The Space Systems Scientific Research Institute outside Moscow is developing a "perpetual" engine for use in space and on Earth.
Valeriy Menshikov, the director and chief scientist at the institute, told ITAR-TASS news agency today that "the institute has been working on a so-called reactive mass emission-free engine for some years". He said "scientists have already developed an original prototype engine".
"The prototype is propelled by the movement within it of a liquid or solid propellant on a fixed trajectory reminiscent of a tornado," Menshikov explained. "Moreover, it is possible that we may observe in this motion some as-yet unknown interaction between the propellant and little-studied fields such as, for example, the gravitational field," he said.

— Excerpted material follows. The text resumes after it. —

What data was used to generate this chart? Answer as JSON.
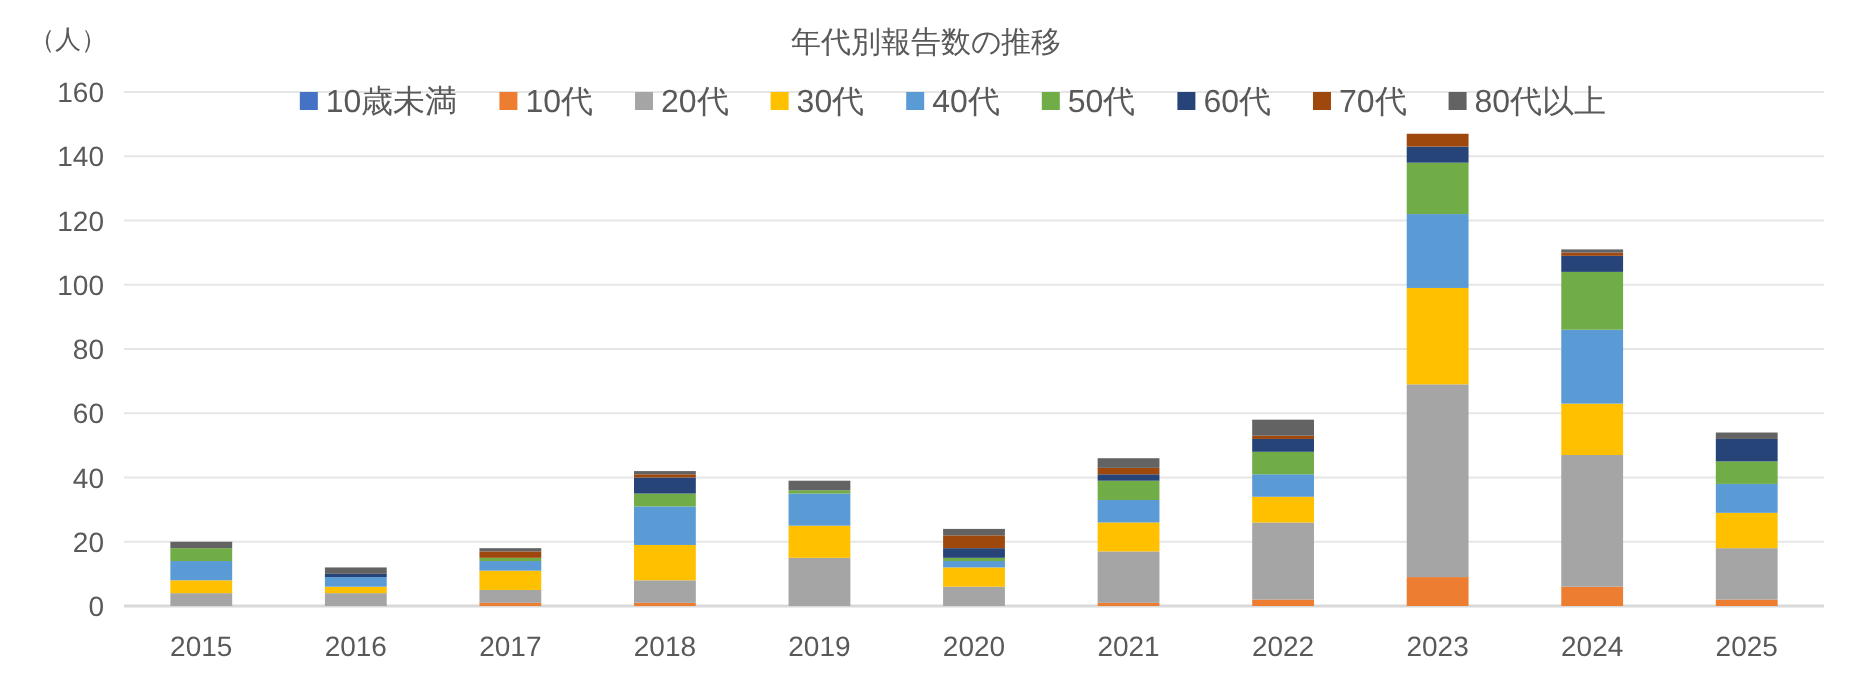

"We have managed to record thrust of up to 28g with this prototype, but only for a few minutes so far," a department head at the institute, Yuriy Danshov, told the agency. "Thrust of this magnitude may appear extremely small, but were it to be applied for 20 minutes to a 100-kg satellite, the satellite's orbit would increase by 2 km," the scientist said.
The developers say this kind of propulsion unit would have a service life of at least 15 years, with a maximum of some 300,000 activations. It would be powered by solar batteries. Experts believe the device needs to be tested in space or dropped down a deep silo to replicate the effects of weightlessness to maintain the integrity of the experiment in measuring the thrust of the prototype. "Formally, science draws parallels between this research and attempts to build a perpetual motion machine, but big firms in the West are working very seriously and investing heavily in this," Menshikov said.
The Moscow researchers believe the engine would not just be for use in controlling and adjusting space craft orbits and orbital stations. "This environmentally clean engine will have applications in air and land transport in future, too," Menshikov said.